The counterion density and the condensation region around DNA have been examined as functions of both ion size and added-salt concentration using Metropolis Monte Carlo (MC) and Poisson-Boltzmann (PB) methods. Two different definitions of the "bound" and "free" components of the electrolyte ion atmosphere were used to compare these approaches. First, calculation of the ion density in different spatial regions around the polyelectrolyte molecule indicates, in agreement with previous work, that the PB equation does not predict an invariance of the surface concentration of counterions as electrolyte is added to the system. Further, the PB equation underestimates the counterion concentration at the DNA surface, compared to the MC results, the difference being greatest in the grooves, where ionic concentrations are highest. If counterions within a fixed radius of the helical axis are considered to be bound, then the fraction of polyelectrolyte charge neutralized by counterions would be predicted to increase as the bulk electrolyte concentration increases. A second categorization--one in which monovalent cations in regions where the average electrostatic potential is less than -kT are considered to be bound--provides an informative basis for comparison of MC and PB with each other and with counterion-condensation theory. By this criterion, PB calculations on the B form of DNA indicate that the amount of bound counterion charge per phosphate group is about .67 and is independent of salt concentration. A particularly provocative observation is that when this binding criterion is used, MC calculations quantitatively reproduce the bound fraction predicted by counterion-condensation theory for all-atom models of B-DNA and A-DNA as well as for charged cylinders of varying linear charge densities. For example, for B-DNA and A-DNA, the fractions of phosphate groups neutralized by 2 A hard sphere counterions are 0.768 and .817, respectively. For theoretical studies, the radius enclosing the region in which the electrostatic potential is calculated to be less than -kT is advocated as a more suitable binding or condensation radius than that enclosing the fraction of counterions given by (1 - epsilon-1). A comparison of radii calculated using both of these definitions is presented.
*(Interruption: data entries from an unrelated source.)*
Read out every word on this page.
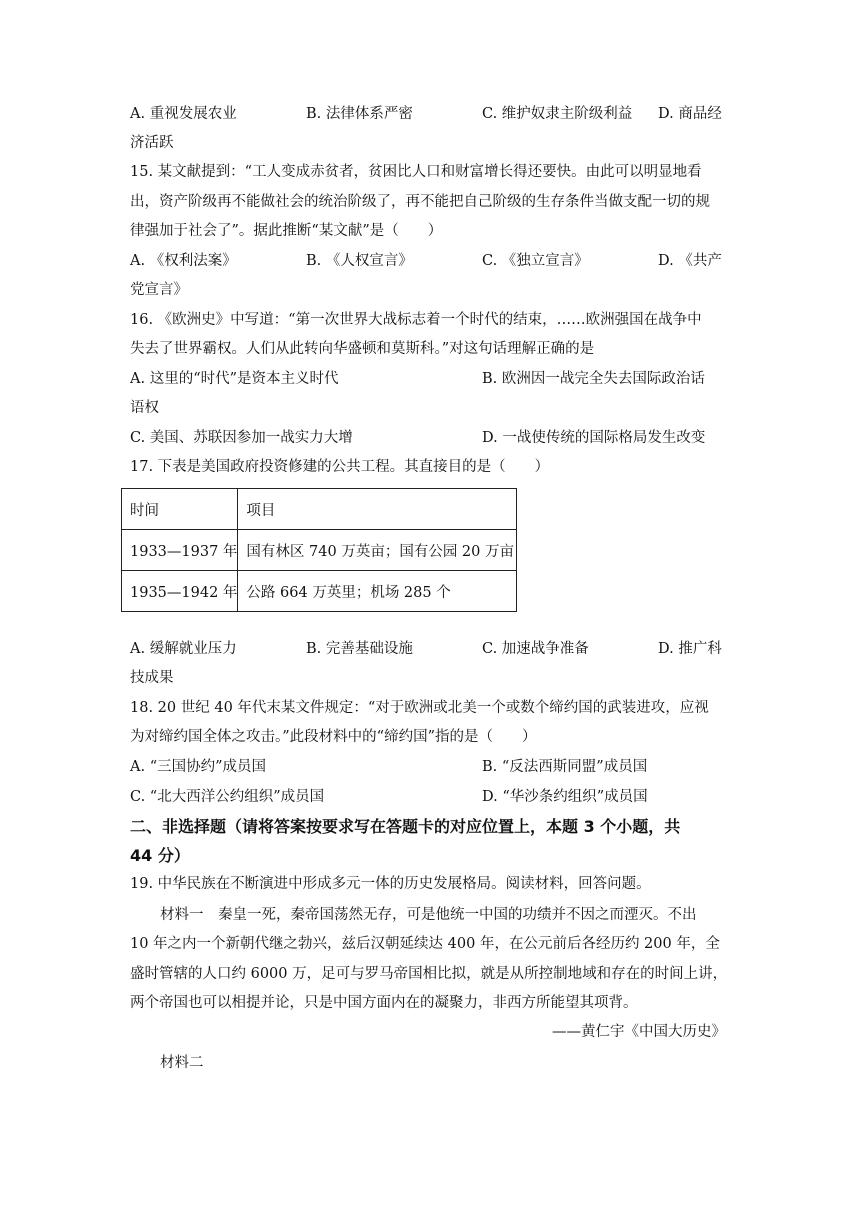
A. 重视发展农业	B. 法律体系严密	C. 维护奴隶主阶级利益 D. 商品经
济活跃
15. 某文献提到：“工人变成赤贫者，贫困比人口和财富增长得还要快。由此可以明显地看
出，资产阶级再不能做社会的统治阶级了，再不能把自己阶级的生存条件当做支配一切的规
律强加于社会了”。据此推断“某文献”是（　　）
A. 《权利法案》	B. 《人权宣言》	C. 《独立宣言》	D. 《共产
党宣言》
16. 《欧洲史》中写道：“第一次世界大战标志着一个时代的结束，……欧洲强国在战争中
失去了世界霸权。人们从此转向华盛顿和莫斯科。”对这句话理解正确的是
A. 这里的“时代”是资本主义时代	B. 欧洲因一战完全失去国际政治话
语权
C. 美国、苏联因参加一战实力大增	D. 一战使传统的国际格局发生改变
17. 下表是美国政府投资修建的公共工程。其直接目的是（　　）
时间	项目
1933—1937 年	国有林区 740 万英亩；国有公园 20 万亩
1935—1942 年	公路 664 万英里；机场 285 个
A. 缓解就业压力	B. 完善基础设施	C. 加速战争准备	D. 推广科
技成果
18. 20 世纪 40 年代末某文件规定：“对于欧洲或北美一个或数个缔约国的武装进攻，应视
为对缔约国全体之攻击。”此段材料中的“缔约国”指的是（　　）
A. “三国协约”成员国	B. “反法西斯同盟”成员国
C. “北大西洋公约组织”成员国	D. “华沙条约组织”成员国
二、非选择题（请将答案按要求写在答题卡的对应位置上，本题 3 个小题，共
44 分）
19. 中华民族在不断演进中形成多元一体的历史发展格局。阅读材料，回答问题。
材料一　秦皇一死，秦帝国荡然无存，可是他统一中国的功绩并不因之而湮灭。不出
10 年之内一个新朝代继之勃兴，兹后汉朝延续达 400 年，在公元前后各经历约 200 年，全
盛时管辖的人口约 6000 万，足可与罗马帝国相比拟，就是从所控制地域和存在的时间上讲，
两个帝国也可以相提并论，只是中国方面内在的凝聚力，非西方所能望其项背。
——黄仁宇《中国大历史》
材料二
利用 metropolis 蒙特卡罗(MC)方法和泊松-玻尔兹曼(PB)方法,研究了 DNA 周围抗衡离子密度和凝聚区域随离子大小和外加盐浓度的变化情况。使用了电解质离子氛围中“束缚”和“自由”成分的两种不同定义来比较这些方法。首先,与先前的工作一致,对聚电解质分子周围不同空间区域的离子密度计算表明,PB 方程并未预测随着向系统中添加电解质,抗衡离子表面浓度的不变性。此外,与 MC 结果相比,PB 方程低估了 DNA 表面的抗衡离子浓度,在离子浓度最高的沟槽中差异最大。如果将螺旋轴固定半径内的抗衡离子视为束缚态,那么随着本体电解质浓度的增加,聚电解质电荷被抗衡离子中和的比例预计会增加。第二种分类方法——将平均静电势小于 -kT 的区域中的单价阳离子视为束缚态——为比较 MC 和 PB 以及与抗衡离子凝聚理论提供了一个有用的基础。根据这个标准,对 B 型 DNA 的 PB 计算表明,每个磷酸基团的束缚抗衡离子电荷量约为 0.67,且与盐浓度无关。一个特别引人深思的观察结果是,当使用这种结合标准时,MC 计算定量地重现了抗衡离子凝聚理论对 B - DNA 和 A - DNA 的全原子模型以及不同线性电荷密度的带电圆柱体所预测的束缚分数。例如,对于 B - DNA 和 A - DNA,被 2 Å 硬球抗衡离子中和的磷酸基团分数分别为 0.768 和 0.817。对于理论研究,与由(1 - ε⁻¹)给出的抗衡离子分数所包围的半径相比,主张将计算出静电势小于 -kT 的区域所包围的半径作为更合适的结合或凝聚半径。文中给出了使用这两种定义计算出的半径的比较。